The Cicero election team has taken the top 40 most likely seats to change hands at the 2015 General Election and mapped all of the local wards within each. We have done this because local by-elections take place regularly in between general elections.

This matrix is updated with each new by-election taking place in our top 40 to give us our interactive Real Votes tracker below, showing the performance of each party (bars) in relation to their national polling position on that day (line points).

Updated: December 2014

CON pin CON: Average performance – 28.5% LAB pin LAB: Average performance – 33.2% LD pin LD: Average performance – 12.9% UKIP pin UKIP: Average performance – 17.7%

(Scroll right → for latest results)

Headline Strategic Findings

1 A Tory/UKIP deal won’t work.

Conservative voter turnout is the most consistent among all parties within our samples, performing either just below or above their national polling position on most occasions, despite a strong UKIP presence in the election or not. More tellingly, however, when UKIP haven’t stood, this hasn’t necessarily meant that the Conservative vote then surges accordingly. Whilst national polling suggests that most UKIP voters align more closely with Conservative policies than any other party, there is at present seems to be little appetite for them to return to the Tories in the marginals.

2 The Lib Dems show it pays to be Hyper-Local.

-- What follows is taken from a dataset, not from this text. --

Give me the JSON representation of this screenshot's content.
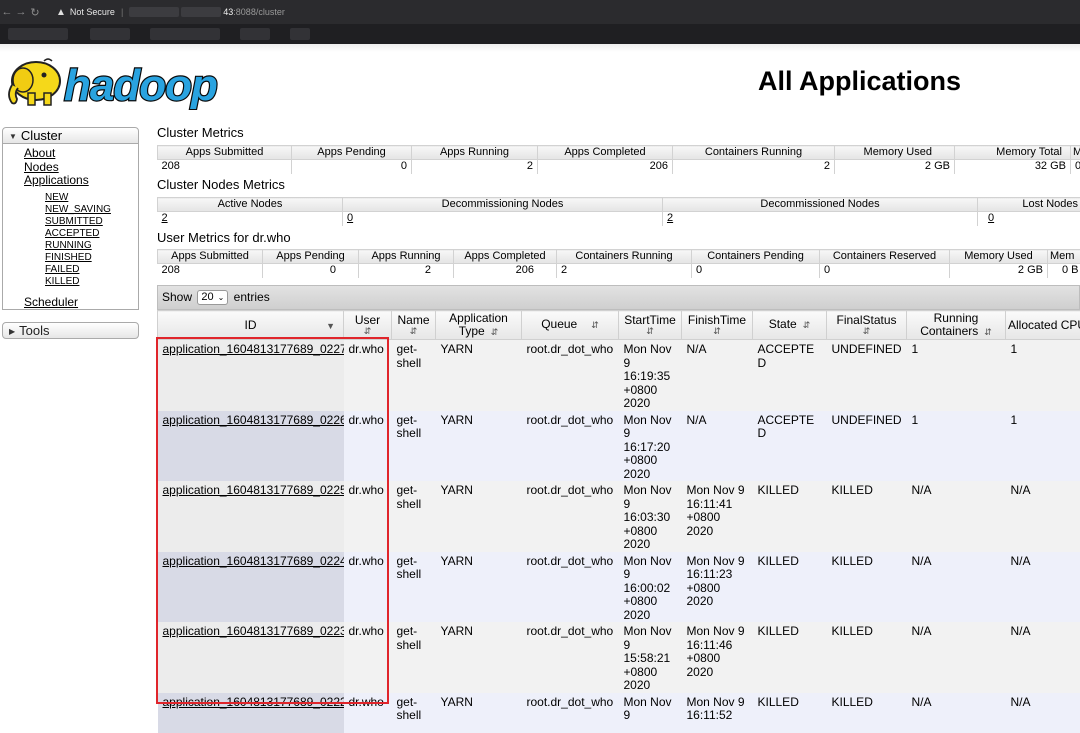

There seem to  be only two speed settings when it comes to Lib Dem voter turnout in local wards – either significant over or under-performance. This arguably trumps both the Tories’ consistency and UKIP’s over-performance, as whilst they get a much larger share of the vote across all of the elections, they have failed in each case to be the winning party. There is no prize for second place in our electoral system and where the Lib Dems do well, they are better at pipping other parties at the post.

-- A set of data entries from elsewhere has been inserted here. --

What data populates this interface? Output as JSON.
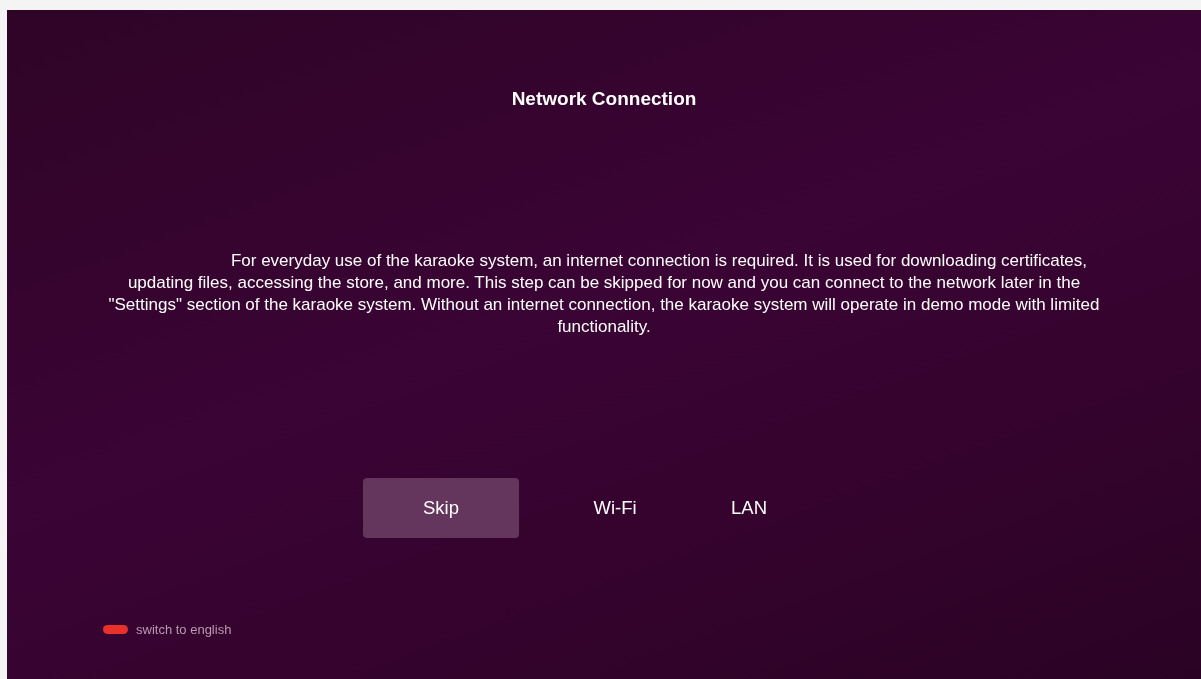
{
  "title": "Network Connection",
  "description": "For everyday use of the karaoke system, an internet connection is required. It is used for downloading certificates, updating files, accessing the store, and more. This step can be skipped for now and you can connect to the network later in the \"Settings\" section of the karaoke system. Without an internet connection, the karaoke system will operate in demo mode with limited functionality.",
  "buttons": [
    {
      "label": "Skip",
      "selected": true
    },
    {
      "label": "Wi-Fi",
      "selected": false
    },
    {
      "label": "LAN",
      "selected": false
    }
  ],
  "language_switch": {
    "label": "switch to english"
  }
}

3 Labour are on course to make big gains.

Labour’s wins are comfortable in more than half of the elections in which they have stood, suggesting that if there were a General Election tomorrow, a significant number of these most vulnerable of seats would either turn red or become a lot safer for their Labour incumbents. However, the party’s performance is patchy overall, and of course, the election is not tomorrow.

4 UKIP won’t win any Top 40 seats in 2015.

UKIP’s performance in every local election in our marginals far exceeds their national polling position. But this isn’t good news for the party. Even with their current Real Votes trend of around 20%, they have failed to secure any local seats since we’ve been tracking as of mid-2013.  Even if the poll-beating trend of 20% lasted until May 2015, there is no evidence here that the Top 40 marginals are winnable for them. Where this may be disproved is in the 22 May local election results, where UKIP were able to be the party with the largest share of the local vote in Thurrock and Dudley North. Whether this could be retained is dubious, however, given the likely pro-UKIP bias of the 22 May elections coinciding with the EU elections and that only 60% of current UKIP voters say that they would vote for the party again in 2015.